Entenda a decisão do STJ, em REsp repetitivo, que admite o bloqueio de verba pública para fornecimento de medicamento.

 

1. A DECISÃO:

Foi noticiado hoje, no site do STJ (https://www.stj.jus.br/portal_stj/publicacao/engine.wsp?tmp.area=398&tmp.texto=112147&tmp.area_anterior=44&tmp.argumento_pesquisa=fazenda%20p%FAblica), a decisão da Corte do REsp repetitivo nº 1.069.810-RS que entende possível o bloqueio de verba pública para fornecimento de medicamento a pessoa hipossuficiente.

A ementa da decisão está assim redigida:

PROCESSUAL CIVIL. ADMINISTRATIVO. RECURSO ESPECIAL. ADOÇÃO DE MEDIDA NECESSÁRIA À EFETIVAÇÃO DA TUTELA ESPECÍFICA OU À OBTENÇÃO DO RESULTADO PRÁTICO EQUIVALENTE. ART. 461, § 5o. DO CPC. BLOQUEIO DE VERBAS PÚBLICAS. POSSIBILIDADE CONFERIDA AO JULGADOR, DE OFÍCIO OU A REQUERIMENTO DA PARTE. RECURSO ESPECIAL PROVIDO. ACÓRDÃO SUBMETIDO AO RITO DO ART. 543-C DO CPC E DA RESOLUÇÃO 08/2008 DO STJ.
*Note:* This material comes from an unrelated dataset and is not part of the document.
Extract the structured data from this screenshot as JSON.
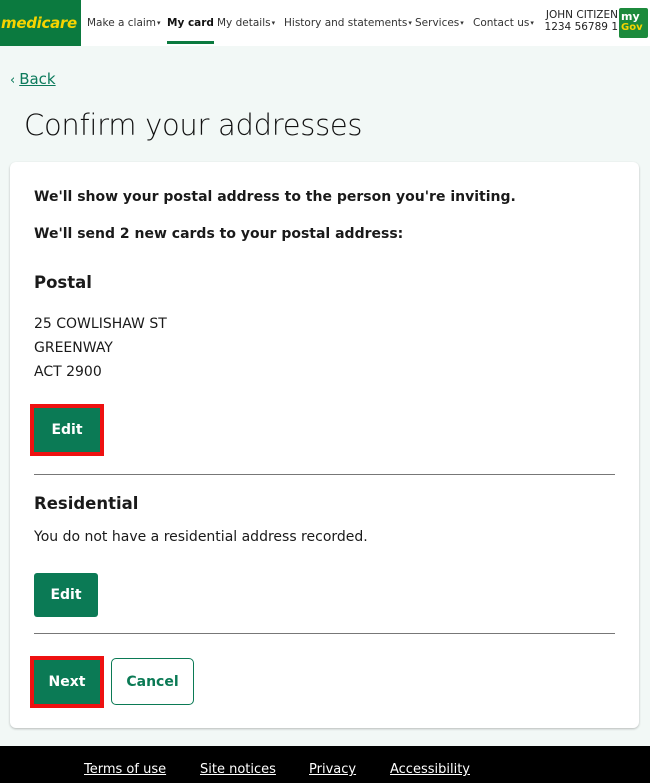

1. Tratando-se de fornecimento de medicamentos, cabe ao Juiz adotar medidas eficazes à efetivação de suas decisões, podendo, se necessário, determinar até mesmo, o sequestro de valores do devedor (bloqueio), segundo o seu prudente arbítrio, e sempre com adequada fundamentação. (grifo apócrifo)

2. Recurso Especial provido. Acórdão submetido ao regime do art. 543-C do CPC e da Resolução 08/2008 do STJ

Contudo, a decisão é muito mais complexa do que sugere a ementa do julgado. Analisemos.

2. O PROBLEMA JURÍDICO ENVOLVIDO:

A principal questão envolvida no julgamento do REsp citado está em saber se pode o Poder Judiciário, sem previsão legal, determinar o bloqueio e verbas públicas para pagamento e fornecimento de medicamento a pessoa necessitada. Registre-se, ainda, que o pagamento mencionado se faz, normalmente, em espécie, com depósito em conta corrente.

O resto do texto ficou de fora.